Am I hallucinating?
I grasp the knob, hesitate, and then turn it to make sure it’s locked.
But then I have this sinking feeling that I missed something, so I put my palms on the door and push up onto my toes to look through the peephole again.
Kai’s blood-smeared face is right in front of me.
Chapter 63
Bastian
I turn off the faucet, but I stand with my head bowed for a moment before dragging my hand through my hair. I saw Haven’s epiphany as it hit her. The flash of panic on her face said it all.
She’d made a mistake.
MDMA does that to you. That’s why I only ever took it once.
That bullshit drug scrounges up the tiniest morsel of emotion you have and inflates it like a fucking balloon animal.
She’d never have walked in here if she was sober.

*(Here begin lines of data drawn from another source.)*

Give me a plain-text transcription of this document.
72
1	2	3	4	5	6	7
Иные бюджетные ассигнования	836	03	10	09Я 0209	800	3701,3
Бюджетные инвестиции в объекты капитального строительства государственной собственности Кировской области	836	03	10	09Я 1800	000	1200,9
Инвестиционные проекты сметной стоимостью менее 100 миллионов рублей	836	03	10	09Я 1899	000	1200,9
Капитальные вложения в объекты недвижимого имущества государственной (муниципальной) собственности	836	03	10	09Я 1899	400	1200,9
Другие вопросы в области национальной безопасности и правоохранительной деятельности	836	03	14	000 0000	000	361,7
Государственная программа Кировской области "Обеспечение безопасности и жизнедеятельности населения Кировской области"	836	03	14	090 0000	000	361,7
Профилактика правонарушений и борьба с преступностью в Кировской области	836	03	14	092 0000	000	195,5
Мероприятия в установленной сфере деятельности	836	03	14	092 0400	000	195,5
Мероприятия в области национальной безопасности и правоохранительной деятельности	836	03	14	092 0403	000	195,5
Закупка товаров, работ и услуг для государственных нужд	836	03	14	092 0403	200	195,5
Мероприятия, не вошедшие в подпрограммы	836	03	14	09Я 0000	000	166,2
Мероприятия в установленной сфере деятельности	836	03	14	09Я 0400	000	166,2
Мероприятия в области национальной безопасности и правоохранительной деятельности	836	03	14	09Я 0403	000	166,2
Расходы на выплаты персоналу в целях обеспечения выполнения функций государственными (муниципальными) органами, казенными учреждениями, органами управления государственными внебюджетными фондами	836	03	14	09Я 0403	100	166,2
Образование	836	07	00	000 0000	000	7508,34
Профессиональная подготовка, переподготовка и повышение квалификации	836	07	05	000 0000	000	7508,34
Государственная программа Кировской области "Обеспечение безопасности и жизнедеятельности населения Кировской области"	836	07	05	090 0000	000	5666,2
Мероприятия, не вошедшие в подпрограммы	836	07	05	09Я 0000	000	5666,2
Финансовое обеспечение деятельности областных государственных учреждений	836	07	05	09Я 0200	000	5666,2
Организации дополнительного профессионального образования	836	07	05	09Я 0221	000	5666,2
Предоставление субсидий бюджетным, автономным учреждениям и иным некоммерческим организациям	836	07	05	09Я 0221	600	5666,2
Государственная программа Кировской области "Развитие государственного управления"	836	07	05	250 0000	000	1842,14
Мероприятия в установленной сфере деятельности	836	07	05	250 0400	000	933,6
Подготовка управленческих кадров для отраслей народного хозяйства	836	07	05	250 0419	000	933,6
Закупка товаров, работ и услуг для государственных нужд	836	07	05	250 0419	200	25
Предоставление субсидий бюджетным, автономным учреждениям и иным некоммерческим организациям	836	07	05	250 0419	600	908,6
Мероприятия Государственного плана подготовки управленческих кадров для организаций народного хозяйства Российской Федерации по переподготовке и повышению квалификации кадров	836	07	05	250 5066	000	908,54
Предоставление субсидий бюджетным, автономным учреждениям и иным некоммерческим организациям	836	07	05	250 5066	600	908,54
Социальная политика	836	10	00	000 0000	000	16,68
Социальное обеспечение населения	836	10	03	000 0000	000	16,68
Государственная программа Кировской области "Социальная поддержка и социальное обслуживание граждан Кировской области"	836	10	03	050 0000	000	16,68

But how am I supposed to pretend that everything’s normal now? Just shrug it off, and hope she’s a better actress than she’s proved to be thus far?
Ridiculous.
This whole fucking scenario is bullshit.
What the fuck was I thinking?
I should have left the country club instead of heading to the party. I’d have been back home an hour ago, sitting by the fire, and?—
Reading my mother’s book?
Fucking pussy.
She wants me, like I want her. I’ve seen my need reflected in her eyes countless times. And what’s holding us back? Some archaic rule forbidding relationships with unbalanced power dynamics. Taboo. Bordering on criminal.
We’re all adults here.
And I could pretend that I give a fuck about how this would affect her schooling.
But I don’t.
I became a teacher for a very specific set of reasons, none of them having anything to do with nurturing young adults into intelligent, responsible members of society.

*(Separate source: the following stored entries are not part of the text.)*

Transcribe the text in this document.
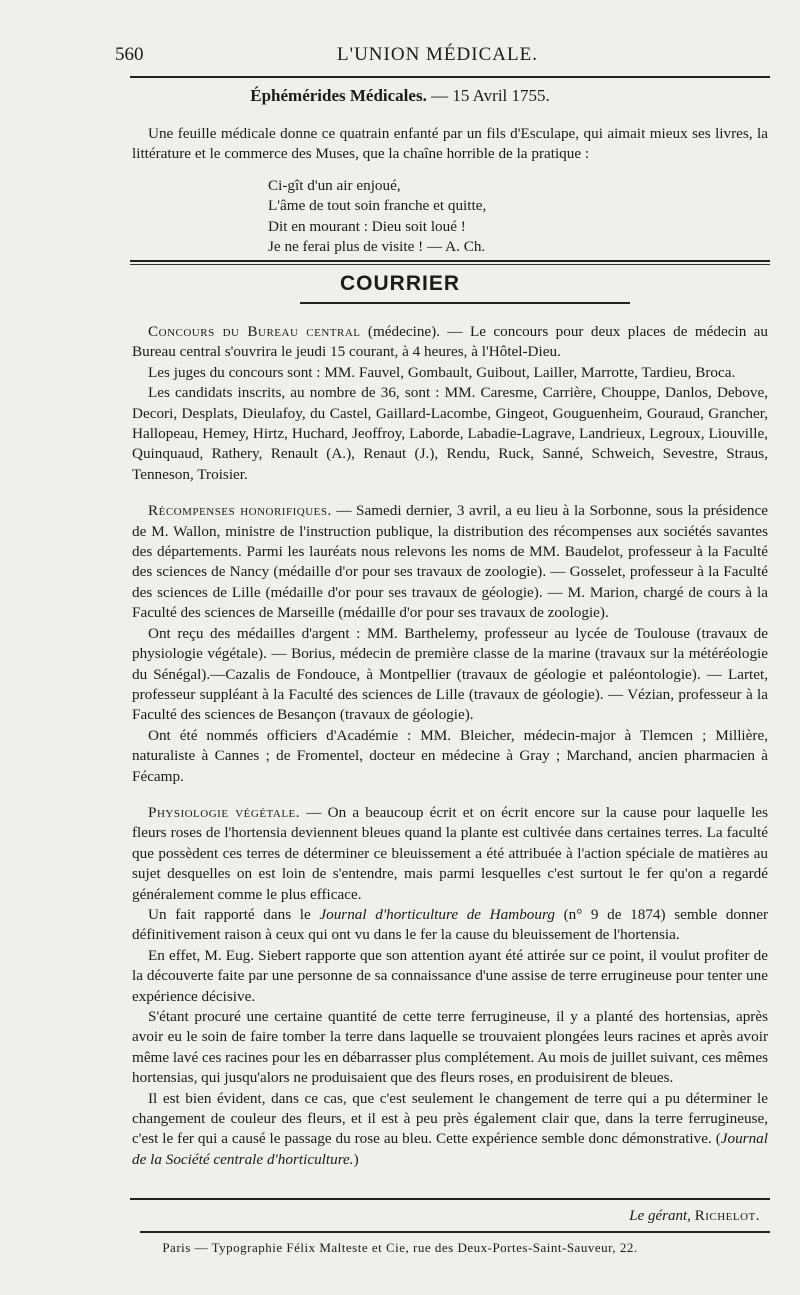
560	L'UNION MÉDICALE.
Éphémérides Médicales. — 15 Avril 1755.

Une feuille médicale donne ce quatrain enfanté par un fils d'Esculape, qui aimait mieux ses livres, la littérature et le commerce des Muses, que la chaîne horrible de la pratique :

Ci-gît d'un air enjoué,
L'âme de tout soin franche et quitte,
Dit en mourant : Dieu soit loué !
Je ne ferai plus de visite ! — A. Ch.
COURRIER

Concours du Bureau central (médecine). — Le concours pour deux places de médecin au Bureau central s'ouvrira le jeudi 15 courant, à 4 heures, à l'Hôtel-Dieu.

Les juges du concours sont : MM. Fauvel, Gombault, Guibout, Lailler, Marrotte, Tardieu, Broca.

Les candidats inscrits, au nombre de 36, sont : MM. Caresme, Carrière, Chouppe, Danlos, Debove, Decori, Desplats, Dieulafoy, du Castel, Gaillard-Lacombe, Gingeot, Gouguenheim, Gouraud, Grancher, Hallopeau, Hemey, Hirtz, Huchard, Jeoffroy, Laborde, Labadie-Lagrave, Landrieux, Legroux, Liouville, Quinquaud, Rathery, Renault (A.), Renaut (J.), Rendu, Ruck, Sanné, Schweich, Sevestre, Straus, Tenneson, Troisier.

Récompenses honorifiques. — Samedi dernier, 3 avril, a eu lieu à la Sorbonne, sous la présidence de M. Wallon, ministre de l'instruction publique, la distribution des récompenses aux sociétés savantes des départements. Parmi les lauréats nous relevons les noms de MM. Baudelot, professeur à la Faculté des sciences de Nancy (médaille d'or pour ses travaux de zoologie). — Gosselet, professeur à la Faculté des sciences de Lille (médaille d'or pour ses travaux de géologie). — M. Marion, chargé de cours à la Faculté des sciences de Marseille (médaille d'or pour ses travaux de zoologie).

Ont reçu des médailles d'argent : MM. Barthelemy, professeur au lycée de Toulouse (travaux de physiologie végétale). — Borius, médecin de première classe de la marine (travaux sur la météréologie du Sénégal).—Cazalis de Fondouce, à Montpellier (travaux de géologie et paléontologie). — Lartet, professeur suppléant à la Faculté des sciences de Lille (travaux de géologie). — Vézian, professeur à la Faculté des sciences de Besançon (travaux de géologie).

Ont été nommés officiers d'Académie : MM. Bleicher, médecin-major à Tlemcen ; Millière, naturaliste à Cannes ; de Fromentel, docteur en médecine à Gray ; Marchand, ancien pharmacien à Fécamp.

Physiologie végétale. — On a beaucoup écrit et on écrit encore sur la cause pour laquelle les fleurs roses de l'hortensia deviennent bleues quand la plante est cultivée dans certaines terres. La faculté que possèdent ces terres de déterminer ce bleuissement a été attribuée à l'action spéciale de matières au sujet desquelles on est loin de s'entendre, mais parmi lesquelles c'est surtout le fer qu'on a regardé généralement comme le plus efficace.

Un fait rapporté dans le Journal d'horticulture de Hambourg (n° 9 de 1874) semble donner définitivement raison à ceux qui ont vu dans le fer la cause du bleuissement de l'hortensia.

En effet, M. Eug. Siebert rapporte que son attention ayant été attirée sur ce point, il voulut profiter de la découverte faite par une personne de sa connaissance d'une assise de terre errugineuse pour tenter une expérience décisive.

S'étant procuré une certaine quantité de cette terre ferrugineuse, il y a planté des hortensias, après avoir eu le soin de faire tomber la terre dans laquelle se trouvaient plongées leurs racines et après avoir même lavé ces racines pour les en débarrasser plus complétement. Au mois de juillet suivant, ces mêmes hortensias, qui jusqu'alors ne produisaient que des fleurs roses, en produisirent de bleues.

Il est bien évident, dans ce cas, que c'est seulement le changement de terre qui a pu déterminer le changement de couleur des fleurs, et il est à peu près également clair que, dans la terre ferrugineuse, c'est le fer qui a causé le passage du rose au bleu. Cette expérience semble donc démonstrative. (Journal de la Société centrale d'horticulture.)

Le gérant, Richelot.
Paris — Typographie Félix Malteste et Cie, rue des Deux-Portes-Saint-Sauveur, 22.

I snort, pushing away from the shower wall so I can grab a towel and dry off.
Fuck society.
It’s the reason I’m in this shithole of a town, stuck in a dead end teaching job that’ll probably see me swallowing a bullet in another ten, twenty years just to end the unfunny joke my life has become.

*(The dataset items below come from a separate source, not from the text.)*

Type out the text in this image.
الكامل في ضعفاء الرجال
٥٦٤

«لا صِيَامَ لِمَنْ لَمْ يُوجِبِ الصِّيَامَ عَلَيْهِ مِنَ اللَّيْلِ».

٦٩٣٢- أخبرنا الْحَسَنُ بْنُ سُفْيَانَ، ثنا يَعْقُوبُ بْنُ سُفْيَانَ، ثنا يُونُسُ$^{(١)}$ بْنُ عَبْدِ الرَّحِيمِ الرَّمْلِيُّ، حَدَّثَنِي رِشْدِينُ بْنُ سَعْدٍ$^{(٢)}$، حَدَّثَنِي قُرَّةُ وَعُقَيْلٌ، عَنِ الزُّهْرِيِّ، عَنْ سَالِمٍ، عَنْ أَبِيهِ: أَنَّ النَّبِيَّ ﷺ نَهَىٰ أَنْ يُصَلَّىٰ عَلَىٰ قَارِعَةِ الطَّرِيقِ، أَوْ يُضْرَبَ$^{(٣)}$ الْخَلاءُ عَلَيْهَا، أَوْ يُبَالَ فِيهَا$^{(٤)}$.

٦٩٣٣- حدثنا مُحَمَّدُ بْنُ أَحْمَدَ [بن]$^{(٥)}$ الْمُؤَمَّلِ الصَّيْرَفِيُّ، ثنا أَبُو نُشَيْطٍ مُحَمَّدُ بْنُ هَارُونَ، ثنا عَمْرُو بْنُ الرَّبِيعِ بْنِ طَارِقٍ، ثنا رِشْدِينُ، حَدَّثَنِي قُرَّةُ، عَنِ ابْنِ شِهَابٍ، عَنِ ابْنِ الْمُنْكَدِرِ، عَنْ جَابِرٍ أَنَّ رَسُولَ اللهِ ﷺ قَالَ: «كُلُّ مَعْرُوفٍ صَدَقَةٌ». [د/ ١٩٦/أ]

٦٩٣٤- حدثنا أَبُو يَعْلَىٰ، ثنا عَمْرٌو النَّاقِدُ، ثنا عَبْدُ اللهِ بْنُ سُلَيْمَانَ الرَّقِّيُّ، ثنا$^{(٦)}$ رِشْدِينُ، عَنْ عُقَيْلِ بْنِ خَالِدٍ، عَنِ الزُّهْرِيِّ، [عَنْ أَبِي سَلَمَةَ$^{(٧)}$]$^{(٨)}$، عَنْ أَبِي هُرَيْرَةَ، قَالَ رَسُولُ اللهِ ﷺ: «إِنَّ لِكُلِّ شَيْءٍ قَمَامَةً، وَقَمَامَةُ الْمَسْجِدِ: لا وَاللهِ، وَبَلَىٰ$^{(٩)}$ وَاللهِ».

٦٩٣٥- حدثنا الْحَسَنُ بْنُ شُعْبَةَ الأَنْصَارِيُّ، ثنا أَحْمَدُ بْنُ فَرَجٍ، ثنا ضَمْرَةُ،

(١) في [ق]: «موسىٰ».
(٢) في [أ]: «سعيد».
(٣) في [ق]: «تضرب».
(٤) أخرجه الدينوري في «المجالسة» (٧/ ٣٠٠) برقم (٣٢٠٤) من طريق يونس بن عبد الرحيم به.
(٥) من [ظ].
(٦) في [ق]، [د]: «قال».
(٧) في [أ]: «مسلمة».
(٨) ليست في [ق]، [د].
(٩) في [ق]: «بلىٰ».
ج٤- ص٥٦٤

I hear a strange noise coming from the living area, and quickly step into my sweatpants, grabbing my shirt so I can pull it over my head as I walk.
But I never get the chance, because when I turn the corner and see Haven with her back pressed to the front door, hands flat on the wood, her eyes squeezed closed like she’s holding back The Thing, my heart fucking flat lines.
My bare feet don’t make a sound as I detour for my nightstand. I pull open the drawer and slip a hand inside, drawing out my Beretta.
On instinct, I quietly rack the slide to check that there’s a bullet in the chamber, and that the safety is on. Then I pad quickly and silently to the wall nearest the front door.